Saturday, February 6, 2010
I’ve had too much nestle instant coffee. It’s so much better here than instant coffee in America, but in America we have the real thing. I think I prefer the trade off. Recently all I’m interested in are cheesy love stories. Even the worst chick flicks are appealing to me. I look at this picture of Tetsuya and me at Utsumi last summer. We took it ourselves, digitally, and sent it along with perhaps seventy other pictures to my mom upon request. She printed this specific one out. I was surprised when she sent it to me, framed in a dark wood with vines playing around the edges. It’s a fabulous shot. Tetsuya isn’t quite smiling, his mouth slightly open, face over my shoulder. He looks like he’s telling me something. And whatever it is he is saying it’s making me smile. My makeup is smeared and my hair is wet in my face. It’s a picture straight out of a magazine. It's an advertisement for biracial couples in the 80s or something. I find myself looking at it all of the time and I thought I was just a silly romantic for it, until Tetsuya told me last night that he, too, finds himself gazing at it when I’m not home. We are so in love. I guess that’s why I watch these stupid movies all of the time these days. My life has become just like them.

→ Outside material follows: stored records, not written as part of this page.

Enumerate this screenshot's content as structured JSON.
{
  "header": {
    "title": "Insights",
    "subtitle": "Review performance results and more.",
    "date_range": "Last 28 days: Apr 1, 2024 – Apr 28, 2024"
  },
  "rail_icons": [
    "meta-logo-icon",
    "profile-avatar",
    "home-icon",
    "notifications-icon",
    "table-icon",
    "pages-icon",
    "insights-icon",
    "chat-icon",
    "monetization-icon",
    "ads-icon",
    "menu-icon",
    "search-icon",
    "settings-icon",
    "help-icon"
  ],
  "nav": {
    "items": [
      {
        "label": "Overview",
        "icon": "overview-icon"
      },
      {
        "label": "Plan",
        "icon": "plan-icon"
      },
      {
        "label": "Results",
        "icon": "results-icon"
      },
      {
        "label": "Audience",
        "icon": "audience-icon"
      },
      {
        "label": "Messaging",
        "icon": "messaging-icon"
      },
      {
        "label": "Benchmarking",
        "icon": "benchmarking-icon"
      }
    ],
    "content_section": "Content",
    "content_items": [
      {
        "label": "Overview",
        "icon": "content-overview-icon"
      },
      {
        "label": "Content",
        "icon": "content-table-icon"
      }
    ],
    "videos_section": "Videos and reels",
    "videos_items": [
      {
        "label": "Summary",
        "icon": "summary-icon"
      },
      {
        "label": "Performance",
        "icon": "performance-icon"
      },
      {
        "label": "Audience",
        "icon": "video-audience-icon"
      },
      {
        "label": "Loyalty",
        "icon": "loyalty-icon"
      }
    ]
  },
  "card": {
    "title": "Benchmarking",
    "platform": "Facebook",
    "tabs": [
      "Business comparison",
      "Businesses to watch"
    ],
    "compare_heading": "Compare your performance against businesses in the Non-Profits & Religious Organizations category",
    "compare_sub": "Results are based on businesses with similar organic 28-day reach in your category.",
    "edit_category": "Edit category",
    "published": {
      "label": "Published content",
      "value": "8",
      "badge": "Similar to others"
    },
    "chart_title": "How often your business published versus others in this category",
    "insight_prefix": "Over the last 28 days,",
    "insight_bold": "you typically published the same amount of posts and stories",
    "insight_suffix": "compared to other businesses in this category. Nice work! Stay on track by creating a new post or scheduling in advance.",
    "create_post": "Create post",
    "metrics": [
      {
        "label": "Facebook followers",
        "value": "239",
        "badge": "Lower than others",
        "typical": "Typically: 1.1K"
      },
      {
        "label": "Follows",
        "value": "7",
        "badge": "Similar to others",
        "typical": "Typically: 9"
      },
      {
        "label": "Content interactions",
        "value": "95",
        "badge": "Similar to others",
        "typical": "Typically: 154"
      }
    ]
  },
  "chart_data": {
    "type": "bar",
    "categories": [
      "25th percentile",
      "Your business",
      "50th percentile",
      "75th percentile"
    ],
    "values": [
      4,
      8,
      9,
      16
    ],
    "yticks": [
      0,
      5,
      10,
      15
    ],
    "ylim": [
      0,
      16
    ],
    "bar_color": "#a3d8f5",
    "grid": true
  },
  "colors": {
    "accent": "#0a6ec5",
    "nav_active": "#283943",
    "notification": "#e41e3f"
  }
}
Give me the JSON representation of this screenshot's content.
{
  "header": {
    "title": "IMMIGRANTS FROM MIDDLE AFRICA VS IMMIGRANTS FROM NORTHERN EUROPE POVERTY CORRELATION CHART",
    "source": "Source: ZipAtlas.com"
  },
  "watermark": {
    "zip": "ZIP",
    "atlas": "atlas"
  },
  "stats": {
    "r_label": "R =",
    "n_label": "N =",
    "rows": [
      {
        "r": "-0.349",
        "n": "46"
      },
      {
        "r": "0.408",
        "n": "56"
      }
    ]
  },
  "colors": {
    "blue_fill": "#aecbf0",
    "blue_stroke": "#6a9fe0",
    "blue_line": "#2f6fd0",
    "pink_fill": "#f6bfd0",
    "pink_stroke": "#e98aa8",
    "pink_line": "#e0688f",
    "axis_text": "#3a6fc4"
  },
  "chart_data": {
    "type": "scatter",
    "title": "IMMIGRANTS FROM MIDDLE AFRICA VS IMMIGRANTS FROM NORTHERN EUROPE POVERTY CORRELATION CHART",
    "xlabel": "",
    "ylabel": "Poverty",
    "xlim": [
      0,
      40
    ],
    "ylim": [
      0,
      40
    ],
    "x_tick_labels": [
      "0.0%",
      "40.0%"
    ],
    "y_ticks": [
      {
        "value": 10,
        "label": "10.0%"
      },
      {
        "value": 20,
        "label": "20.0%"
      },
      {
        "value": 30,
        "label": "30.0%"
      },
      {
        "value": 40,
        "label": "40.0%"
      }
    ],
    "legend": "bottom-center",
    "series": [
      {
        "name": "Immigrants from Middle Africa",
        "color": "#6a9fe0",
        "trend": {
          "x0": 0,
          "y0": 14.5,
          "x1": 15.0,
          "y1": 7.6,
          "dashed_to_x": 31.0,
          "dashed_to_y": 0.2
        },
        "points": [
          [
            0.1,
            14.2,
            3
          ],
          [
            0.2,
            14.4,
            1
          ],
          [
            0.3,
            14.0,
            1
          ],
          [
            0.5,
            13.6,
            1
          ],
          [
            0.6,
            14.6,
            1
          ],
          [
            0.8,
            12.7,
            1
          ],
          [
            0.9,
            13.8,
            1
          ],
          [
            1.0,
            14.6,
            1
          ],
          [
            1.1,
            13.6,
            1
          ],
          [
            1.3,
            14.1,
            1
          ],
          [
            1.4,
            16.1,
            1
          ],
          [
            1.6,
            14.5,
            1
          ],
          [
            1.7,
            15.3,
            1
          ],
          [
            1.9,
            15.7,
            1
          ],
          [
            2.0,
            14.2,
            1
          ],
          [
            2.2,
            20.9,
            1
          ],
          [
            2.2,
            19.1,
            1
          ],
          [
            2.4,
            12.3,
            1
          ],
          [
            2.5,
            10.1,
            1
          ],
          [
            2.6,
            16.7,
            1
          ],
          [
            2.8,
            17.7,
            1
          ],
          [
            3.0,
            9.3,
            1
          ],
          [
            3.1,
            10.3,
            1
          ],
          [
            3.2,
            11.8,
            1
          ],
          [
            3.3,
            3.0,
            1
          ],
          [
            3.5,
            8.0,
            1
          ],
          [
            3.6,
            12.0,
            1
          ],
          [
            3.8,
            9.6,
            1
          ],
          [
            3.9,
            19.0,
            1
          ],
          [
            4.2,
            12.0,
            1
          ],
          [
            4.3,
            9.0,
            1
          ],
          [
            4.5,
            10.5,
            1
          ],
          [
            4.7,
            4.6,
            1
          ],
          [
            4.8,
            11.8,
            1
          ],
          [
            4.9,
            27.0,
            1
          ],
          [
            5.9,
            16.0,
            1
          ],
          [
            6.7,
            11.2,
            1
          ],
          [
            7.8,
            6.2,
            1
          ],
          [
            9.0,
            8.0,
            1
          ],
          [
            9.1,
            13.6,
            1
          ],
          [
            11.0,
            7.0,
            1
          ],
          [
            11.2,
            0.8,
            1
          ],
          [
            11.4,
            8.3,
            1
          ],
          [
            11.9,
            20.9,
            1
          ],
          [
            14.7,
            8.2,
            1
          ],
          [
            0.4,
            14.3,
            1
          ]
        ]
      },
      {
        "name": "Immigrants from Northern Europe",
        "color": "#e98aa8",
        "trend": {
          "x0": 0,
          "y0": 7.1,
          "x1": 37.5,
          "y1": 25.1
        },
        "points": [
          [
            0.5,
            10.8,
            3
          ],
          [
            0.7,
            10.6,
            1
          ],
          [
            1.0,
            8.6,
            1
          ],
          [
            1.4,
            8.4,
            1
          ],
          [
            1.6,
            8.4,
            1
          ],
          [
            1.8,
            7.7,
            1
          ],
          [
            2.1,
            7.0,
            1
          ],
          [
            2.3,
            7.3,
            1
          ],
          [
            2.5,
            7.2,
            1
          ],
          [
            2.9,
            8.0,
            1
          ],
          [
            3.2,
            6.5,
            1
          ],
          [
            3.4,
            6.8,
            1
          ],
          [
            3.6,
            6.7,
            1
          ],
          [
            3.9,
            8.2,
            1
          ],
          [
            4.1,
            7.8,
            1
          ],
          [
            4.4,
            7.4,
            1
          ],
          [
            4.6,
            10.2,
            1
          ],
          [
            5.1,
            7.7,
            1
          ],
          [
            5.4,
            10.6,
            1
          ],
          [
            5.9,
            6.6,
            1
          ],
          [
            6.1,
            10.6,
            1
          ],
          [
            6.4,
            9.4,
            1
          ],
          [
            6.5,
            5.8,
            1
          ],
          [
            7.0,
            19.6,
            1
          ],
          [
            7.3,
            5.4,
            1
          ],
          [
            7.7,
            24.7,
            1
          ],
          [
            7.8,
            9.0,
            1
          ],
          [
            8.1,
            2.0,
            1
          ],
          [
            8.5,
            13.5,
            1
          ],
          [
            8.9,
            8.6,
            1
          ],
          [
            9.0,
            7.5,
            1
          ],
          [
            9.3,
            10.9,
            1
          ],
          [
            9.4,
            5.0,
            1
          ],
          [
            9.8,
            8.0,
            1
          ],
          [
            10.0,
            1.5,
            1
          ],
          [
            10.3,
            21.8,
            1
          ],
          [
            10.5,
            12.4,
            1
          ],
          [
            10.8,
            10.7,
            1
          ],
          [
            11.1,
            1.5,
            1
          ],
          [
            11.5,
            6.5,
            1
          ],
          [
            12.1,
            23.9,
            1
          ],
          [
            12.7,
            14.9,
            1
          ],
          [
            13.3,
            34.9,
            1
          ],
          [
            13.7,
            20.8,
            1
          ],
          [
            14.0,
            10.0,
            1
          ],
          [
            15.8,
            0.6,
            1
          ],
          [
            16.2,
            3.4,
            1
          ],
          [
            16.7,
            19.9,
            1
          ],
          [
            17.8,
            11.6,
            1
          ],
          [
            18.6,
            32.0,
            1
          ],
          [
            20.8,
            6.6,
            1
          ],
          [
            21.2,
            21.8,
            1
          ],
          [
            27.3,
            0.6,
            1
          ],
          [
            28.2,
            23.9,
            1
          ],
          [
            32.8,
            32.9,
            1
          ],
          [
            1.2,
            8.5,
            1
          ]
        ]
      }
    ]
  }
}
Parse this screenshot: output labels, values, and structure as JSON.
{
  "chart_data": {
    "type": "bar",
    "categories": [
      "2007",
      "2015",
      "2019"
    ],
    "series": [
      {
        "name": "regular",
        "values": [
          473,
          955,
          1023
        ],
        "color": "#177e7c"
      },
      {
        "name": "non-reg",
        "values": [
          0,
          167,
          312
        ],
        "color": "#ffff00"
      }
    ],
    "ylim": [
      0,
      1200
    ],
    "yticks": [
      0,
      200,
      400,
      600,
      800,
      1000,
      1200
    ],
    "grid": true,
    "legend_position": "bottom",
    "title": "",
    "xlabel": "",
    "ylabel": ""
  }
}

Our world isn’t a perfect one, but it is beautiful. Tetsuya and I have built our love around these uncomfortable situations, living in tiny, dark apartments, trying to make the best of it. I feel like we’re constantly trying to make the best of everything. We’re pros at it, now. I love him for it. I love him for teaching me patience and for being patient and for loving me. He isn’t perfect, neither am I. But I think we’re perfect for each other. We’ll make it.
Tonight we’ll be perfect. Michael is having a dinner party at his place. I went to the local florist down the street to buy flowers for the occasion. The florist was a middle-aged man with absolutely filthy fingers. The dirt looked permanent under his nails. He saw my face and spoke to me slowly, looking relieved when I replied smoothly, if only with a bit of an accent. He sold me two small bouquets, (bouquets in Japan, single stems to an American), and added a single rose. “Extra,” he said.
My life hasn’t been much by way of excitement. I’ve lived a very normal, Midwestern lifestyle for a long time, but now it’s become more than that. Tetsuya has brought something new and exciting for me. He’s made my efforts worthwhile. I think my life started when I met him. Of course the life from before that is crucial to the life I live now, and I will never forget the fond memories of my childhood in Iowa, but I can’t belong there anymore. I’m bigger than that, now. Just like Tetsuya escaped his little town life, I’m doing something more. We’re doing something more.
I can’t wait to see what comes next in our cheesy love story.
Another cup of instant coffee, anyone?